Despite the positive technical picture, there are good reasons for some worry. But, in the perverse way the market operates, that worry may actually be a positive rather than a negative. One of the factors that helped the indices break out last week was the high level of negativity. The bearish narrative had been gaining traction and when there as a spark of positive news about China trade it caught many market players leaning the wrong way and helped to produce the technical breakout.
While the overall technical picture is good, there are some problems. The first is that the level of momentum is still quite sedate. In the past, one of the major driving forces in an uptrend has been Fear of Missing Out (FOMO). FOMO tends to overcome all the logical and compelling bearish arguments and causes short squeezes and chasing.
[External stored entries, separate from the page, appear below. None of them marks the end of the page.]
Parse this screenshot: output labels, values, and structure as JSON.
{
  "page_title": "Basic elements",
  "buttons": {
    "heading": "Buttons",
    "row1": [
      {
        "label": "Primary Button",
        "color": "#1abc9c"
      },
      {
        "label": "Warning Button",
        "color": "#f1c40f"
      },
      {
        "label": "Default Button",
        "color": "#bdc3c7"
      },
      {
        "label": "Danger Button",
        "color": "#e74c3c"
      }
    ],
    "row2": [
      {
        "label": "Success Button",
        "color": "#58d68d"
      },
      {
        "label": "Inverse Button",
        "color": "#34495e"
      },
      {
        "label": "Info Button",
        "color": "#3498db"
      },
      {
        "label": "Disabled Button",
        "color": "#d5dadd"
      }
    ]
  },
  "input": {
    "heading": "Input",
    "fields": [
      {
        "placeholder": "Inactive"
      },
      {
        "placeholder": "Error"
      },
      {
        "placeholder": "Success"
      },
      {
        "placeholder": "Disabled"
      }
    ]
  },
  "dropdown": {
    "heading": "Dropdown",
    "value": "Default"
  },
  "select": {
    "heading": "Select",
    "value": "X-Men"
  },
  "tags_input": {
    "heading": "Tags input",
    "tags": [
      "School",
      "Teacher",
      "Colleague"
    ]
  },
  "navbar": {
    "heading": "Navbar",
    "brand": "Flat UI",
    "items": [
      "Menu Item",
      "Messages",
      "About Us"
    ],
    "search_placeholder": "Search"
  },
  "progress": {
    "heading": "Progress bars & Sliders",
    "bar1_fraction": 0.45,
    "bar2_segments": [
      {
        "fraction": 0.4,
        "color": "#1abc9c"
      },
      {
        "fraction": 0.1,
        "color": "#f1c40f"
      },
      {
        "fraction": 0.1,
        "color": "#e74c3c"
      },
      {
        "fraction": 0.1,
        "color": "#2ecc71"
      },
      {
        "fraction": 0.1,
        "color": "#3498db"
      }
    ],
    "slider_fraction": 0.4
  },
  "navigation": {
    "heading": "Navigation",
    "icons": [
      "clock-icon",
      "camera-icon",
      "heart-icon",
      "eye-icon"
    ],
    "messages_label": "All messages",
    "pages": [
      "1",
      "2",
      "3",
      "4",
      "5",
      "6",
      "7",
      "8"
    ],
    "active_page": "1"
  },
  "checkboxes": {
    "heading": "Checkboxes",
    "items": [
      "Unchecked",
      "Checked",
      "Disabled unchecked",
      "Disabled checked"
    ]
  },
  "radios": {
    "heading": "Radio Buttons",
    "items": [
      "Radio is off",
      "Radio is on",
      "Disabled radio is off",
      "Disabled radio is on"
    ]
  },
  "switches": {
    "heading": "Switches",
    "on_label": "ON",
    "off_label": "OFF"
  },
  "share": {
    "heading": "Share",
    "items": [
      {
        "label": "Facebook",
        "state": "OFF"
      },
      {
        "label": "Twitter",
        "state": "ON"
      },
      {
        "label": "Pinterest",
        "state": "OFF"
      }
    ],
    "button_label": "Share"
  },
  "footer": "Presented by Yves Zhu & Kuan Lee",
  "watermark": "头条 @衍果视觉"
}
In addition to sedate momentum, the other major obstacle right now is headline risk. There is potential for a setback in China trade, there is the risk of more negative economic news after the weak employment report on Friday and, most importantly, the market may still be worried about the Fed's dovishness and how effective it might be.
On Friday, Fed Chair Jerome Powell spoke in Switzerland and reiterated his stance that the Fed was prepared to do what is necessary to keep the economic expansion going. A quarter-point cut is almost a certainty at the meeting on September 18, but the market will be intently focused on the number of rate cuts that may follow.
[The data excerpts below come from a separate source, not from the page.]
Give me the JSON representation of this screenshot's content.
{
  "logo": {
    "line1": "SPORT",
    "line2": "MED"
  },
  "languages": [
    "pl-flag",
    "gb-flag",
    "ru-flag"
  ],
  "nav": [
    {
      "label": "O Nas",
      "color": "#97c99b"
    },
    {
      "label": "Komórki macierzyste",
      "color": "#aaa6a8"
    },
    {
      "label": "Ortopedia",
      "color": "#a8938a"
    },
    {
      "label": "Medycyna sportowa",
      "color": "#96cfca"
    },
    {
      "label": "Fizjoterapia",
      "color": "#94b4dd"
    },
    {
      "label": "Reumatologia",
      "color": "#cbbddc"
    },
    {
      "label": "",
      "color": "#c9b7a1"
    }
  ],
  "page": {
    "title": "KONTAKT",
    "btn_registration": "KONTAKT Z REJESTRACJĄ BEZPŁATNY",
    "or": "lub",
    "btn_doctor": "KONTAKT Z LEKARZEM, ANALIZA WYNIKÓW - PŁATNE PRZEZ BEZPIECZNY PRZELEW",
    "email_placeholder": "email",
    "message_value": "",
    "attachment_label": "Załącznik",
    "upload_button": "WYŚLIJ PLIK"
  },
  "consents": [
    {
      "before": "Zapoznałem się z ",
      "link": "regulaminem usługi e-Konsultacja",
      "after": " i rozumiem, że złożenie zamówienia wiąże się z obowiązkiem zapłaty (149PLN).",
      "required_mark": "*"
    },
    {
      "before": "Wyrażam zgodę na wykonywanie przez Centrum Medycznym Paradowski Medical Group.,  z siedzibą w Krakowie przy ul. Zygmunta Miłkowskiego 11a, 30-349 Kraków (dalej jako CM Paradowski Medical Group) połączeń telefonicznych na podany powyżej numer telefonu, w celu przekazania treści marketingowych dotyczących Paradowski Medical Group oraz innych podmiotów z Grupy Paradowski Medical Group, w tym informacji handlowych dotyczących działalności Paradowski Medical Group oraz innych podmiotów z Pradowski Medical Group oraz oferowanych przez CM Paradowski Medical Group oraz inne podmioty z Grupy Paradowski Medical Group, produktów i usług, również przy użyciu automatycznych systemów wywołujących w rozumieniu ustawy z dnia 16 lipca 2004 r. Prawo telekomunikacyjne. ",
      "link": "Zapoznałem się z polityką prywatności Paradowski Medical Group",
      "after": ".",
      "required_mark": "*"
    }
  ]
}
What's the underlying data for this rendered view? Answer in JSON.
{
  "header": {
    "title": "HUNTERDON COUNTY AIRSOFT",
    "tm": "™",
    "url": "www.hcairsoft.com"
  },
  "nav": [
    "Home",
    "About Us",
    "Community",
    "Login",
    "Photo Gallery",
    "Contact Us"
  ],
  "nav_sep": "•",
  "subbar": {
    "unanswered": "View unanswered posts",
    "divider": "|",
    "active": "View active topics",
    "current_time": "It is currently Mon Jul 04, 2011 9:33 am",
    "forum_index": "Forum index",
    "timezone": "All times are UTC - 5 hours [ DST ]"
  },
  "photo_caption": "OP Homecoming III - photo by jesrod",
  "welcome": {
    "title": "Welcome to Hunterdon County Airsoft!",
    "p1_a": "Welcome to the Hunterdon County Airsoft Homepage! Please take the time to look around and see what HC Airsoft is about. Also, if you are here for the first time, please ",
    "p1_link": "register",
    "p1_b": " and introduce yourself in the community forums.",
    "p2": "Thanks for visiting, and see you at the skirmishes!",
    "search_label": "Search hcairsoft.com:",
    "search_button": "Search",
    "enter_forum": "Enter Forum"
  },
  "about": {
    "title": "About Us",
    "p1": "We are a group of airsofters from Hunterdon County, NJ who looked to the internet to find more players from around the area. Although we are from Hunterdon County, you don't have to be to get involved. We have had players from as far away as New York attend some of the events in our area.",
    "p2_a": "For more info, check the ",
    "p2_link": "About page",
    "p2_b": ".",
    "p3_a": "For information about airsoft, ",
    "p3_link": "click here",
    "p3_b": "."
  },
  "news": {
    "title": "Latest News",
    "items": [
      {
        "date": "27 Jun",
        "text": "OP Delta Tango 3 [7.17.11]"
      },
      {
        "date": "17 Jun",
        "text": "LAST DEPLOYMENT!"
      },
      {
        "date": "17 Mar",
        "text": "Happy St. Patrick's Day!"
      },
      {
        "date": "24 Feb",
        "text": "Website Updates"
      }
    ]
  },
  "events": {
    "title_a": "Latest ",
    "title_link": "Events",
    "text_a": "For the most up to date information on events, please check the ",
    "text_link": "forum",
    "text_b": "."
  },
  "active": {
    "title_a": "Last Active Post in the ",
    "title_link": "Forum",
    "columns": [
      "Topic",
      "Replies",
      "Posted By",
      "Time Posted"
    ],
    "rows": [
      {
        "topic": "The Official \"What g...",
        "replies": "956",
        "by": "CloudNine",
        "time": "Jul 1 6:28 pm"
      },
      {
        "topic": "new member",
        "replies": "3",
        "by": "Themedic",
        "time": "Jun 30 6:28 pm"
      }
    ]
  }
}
In addition to the headline risk from China, the economy and the Fed, the indices still must deal with the negative seasonality of September. There is still a month before third-quarter earnings season starts and there are not many positive catalysts apparent right now.
Overall, it is a mixed bag, with positive technical setups but limited momentum and the potential for negative headlines. In this sort of environment, it is important to manage positions carefully and to be very disciplined with stops and entry points. There is limited opportunity in chasing strength but there is substantial risk in trying to press short positions.
The best approach right now is to focus on being reactive rather than anticipatory. This market could easily go in either direction, so focus on clues as to how the price action is developing. It is easy to formulate big picture arguments but the price action is going to determine your success.
My game plan is to keep looking for some positive setups to buy, but to make sure I keep a tight leash on my positions. I don't see any edge in index trades right now, but will be watching for an opportunity to develop for a quick downside trade.
Stay flexible and reactive. It is a positive market but there is plenty of risk.